Links naast de velden van de kaartlaag bevindt zich de knop Basis template. Met deze knop genereer je een template met een tabel waarin alle beschikbare velden van de laag zijn opgenomen. De linker kolom van de tabel bevat de veldnaam, de rechterkolom de veldwaarde. Bij velden zonder waarde wordt de rechterkolom niet ingevuld. Je kunt de knop alleen gebruiken wanneer je template helemaal leeg is.

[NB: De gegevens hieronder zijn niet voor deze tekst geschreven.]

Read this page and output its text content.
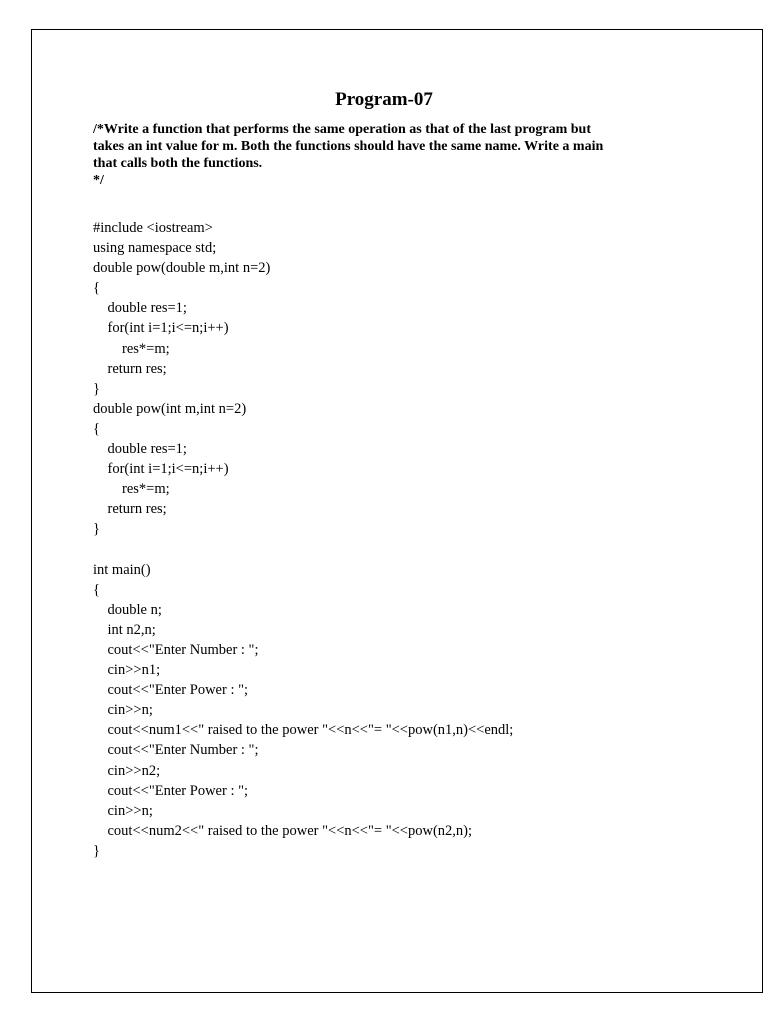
Program-07
/*Write a function that performs the same operation as that of the last program but
takes an int value for m. Both the functions should have the same name. Write a main
that calls both the functions.
*/
#include <iostream>
using namespace std;
double pow(double m,int n=2)
{
double res=1;
for(int i=1;i<=n;i++)
res*=m;
return res;
}
double pow(int m,int n=2)
{
double res=1;
for(int i=1;i<=n;i++)
res*=m;
return res;
}
int main()
{
double n;
int n2,n;
cout<<"Enter Number : ";
cin>>n1;
cout<<"Enter Power : ";
cin>>n;
cout<<num1<<" raised to the power "<<n<<"= "<<pow(n1,n)<<endl;
cout<<"Enter Number : ";
cin>>n2;
cout<<"Enter Power : ";
cin>>n;
cout<<num2<<" raised to the power "<<n<<"= "<<pow(n2,n);
}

Door op tabblad Broncode te klikken schakel je over op de codeweergave van de editor. In de codeweergave  stel je een template van de feature-info samen door direct HTML-code in te voeren of te wijzigen en in de code de waarden van featureinfo-velden op te nemen. De opmaak van de tekst voeg je toe door HTML-markupelementen te gebruiken. De knoppen boven het tekstveld voor de opmaak van de tekst zijn in de codeweergave niet beschikbaar. In de volgende afbeelding zie je een voorbeeld van de codeweergave:

De waarde van een featureinfo-veld wordt door een variabele gerepresenteerd. Deze variabele heeft de volgende syntax:

$<VELD> 

waarbij <VELD> de naam van het veld is. Je kunt de variabele voor een bepaald veld in de tekst van de template invoegen door bij Velden op de naam van het veld te klikken.

Opmerking

Voor velden met een onbepaalde waarde (waarde NULL) toont WGP in de feature-info de veldnaam, bijvoorbeeld $Link. Dat kun je voorkomen door achter $ een ! te zetten, bijv. $!Link.

Attentie!

Schakel na het invoegen van script-code op tabblad Broncode niet meer over op de WYSIWYG-editor, omdat deze alle script-code stukmaakt.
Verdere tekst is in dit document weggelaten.